Conventional spark-processing is performed by applying high frequency, high voltage, low average current electrical pulses for a certain length of time between a substrate and a counter electrode. As an example, pulses can be applied for several seconds between 2 Ω cm, 400 μm thick <100> Si wafer and a counter electrode. The sparks can be applied through the native SiO2 layer while the non-sparked areas remain covered by SiO2. A tungsten tip (anode) has been found to be an efficient counter electrode and can be placed about 0.5 mm above the substrate (cathode) (M. E. Stora and R. E. Hummel (2002) J. Phys. Chem. Sol. 63:1658). Unipolar pulses involving, for example, a frequency of 16 kHz, currents between 5 to 10 mA and air as a sparking medium are typical (M. E. Stora and R. E. Hummel (2002) J. Phys. Chem. Sol. 63:1658). The typical resulting product is a grayish looking layer on (and in) the Si substrate which, in plan view, is surrounded by a light brown halo.

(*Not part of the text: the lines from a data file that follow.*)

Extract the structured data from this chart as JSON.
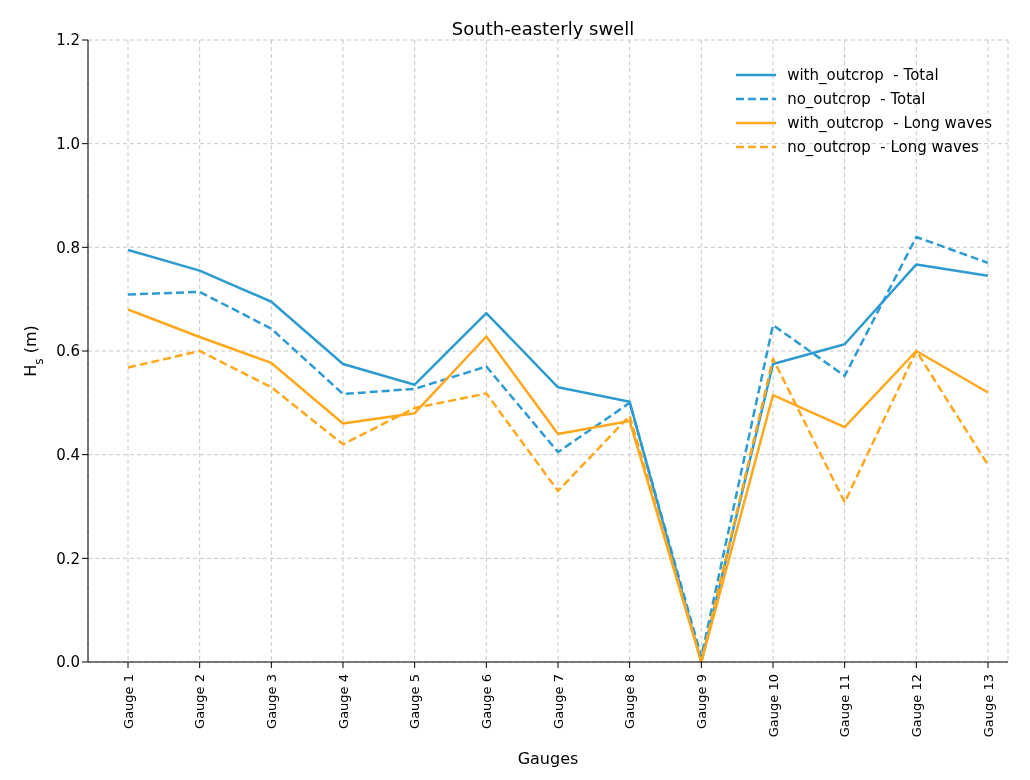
{
  "chart_data": {
    "type": "line",
    "title": "South-easterly swell",
    "xlabel": "Gauges",
    "ylabel": "H$_{s}$ (m)",
    "categories": [
      "Gauge 1",
      "Gauge 2",
      "Gauge 3",
      "Gauge 4",
      "Gauge 5",
      "Gauge 6",
      "Gauge 7",
      "Gauge 8",
      "Gauge 9",
      "Gauge 10",
      "Gauge 11",
      "Gauge 12",
      "Gauge 13"
    ],
    "ylim": [
      0,
      1.2
    ],
    "yticks": [
      {
        "value": 0,
        "label": "0.0"
      },
      {
        "value": 0.2,
        "label": "0.2"
      },
      {
        "value": 0.4,
        "label": "0.4"
      },
      {
        "value": 0.6,
        "label": "0.6"
      },
      {
        "value": 0.8,
        "label": "0.8"
      },
      {
        "value": 1,
        "label": "1.0"
      },
      {
        "value": 1.2,
        "label": "1.2"
      }
    ],
    "grid": true,
    "legend": "top right",
    "marker": "none",
    "series": [
      {
        "name": "with_outcrop  - Total",
        "color": "#2e9bd0",
        "line_style": "solid",
        "values": [
          0.795,
          0.755,
          0.695,
          0.575,
          0.535,
          0.673,
          0.53,
          0.502,
          0.0,
          0.575,
          0.613,
          0.767,
          0.745
        ]
      },
      {
        "name": "no_outcrop  - Total",
        "color": "#2e9bd0",
        "line_style": "dashed",
        "values": [
          0.709,
          0.714,
          0.643,
          0.517,
          0.527,
          0.57,
          0.405,
          0.5,
          0.01,
          0.65,
          0.552,
          0.82,
          0.77
        ]
      },
      {
        "name": "with_outcrop  - Long waves",
        "color": "#ffa81e",
        "line_style": "solid",
        "values": [
          0.68,
          0.627,
          0.577,
          0.46,
          0.48,
          0.628,
          0.44,
          0.465,
          0.0,
          0.515,
          0.453,
          0.6,
          0.52
        ]
      },
      {
        "name": "no_outcrop  - Long waves",
        "color": "#ffa81e",
        "line_style": "dashed",
        "values": [
          0.568,
          0.6,
          0.53,
          0.42,
          0.49,
          0.518,
          0.33,
          0.475,
          0.0,
          0.585,
          0.308,
          0.6,
          0.38
        ]
      }
    ]
  }
}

A complete EL device can have a sp-Si layer on a Si substrate, an ohmic aluminum contact on the back side of the wafer, and a thin (15–17 nm thick) semitransparent silver (Ag) film which covers the front (spark-processed) surface, as shown in FIG. 1. The transparency of a smooth Ag film of the aforementioned thickness for 700 nm light is about 30%. However, the actual film thickness over the spark-processed area can vary considerably due to its rough and pitted nature so that different transmissivities should be expected across the spark-processed surface. Moreover, 80% of the sp-surface is probably not continuously covered by the conductive film so that approximately only 20% of the sp surface participates in the EL emission. This is illustrated in FIG. 2 which depicts the EL emission of conventionally spark-processed Si under 30-fold magnification when a driving voltage of 7V is applied to the device. Specifically, to the naked eye, the EL emission can appear to be a continuous circular band of yellowish-red light which emanates only from the halo region. Moreover, under an optical microscope it is observed that the band consists of small, individual, light-emitting spots, which are separated from each other (on the order of tens of microns) by non-emitting areas. Some of these spots emit orange, others green, and still others, blue light. They appear randomly distributed over the emitting surface.
The subject invention relates to a method for spark processing which increases the EL emission of sp-Si by at least one order of magnitude compared to the intensities which are achieved when conventional spark-processing techniques are applied.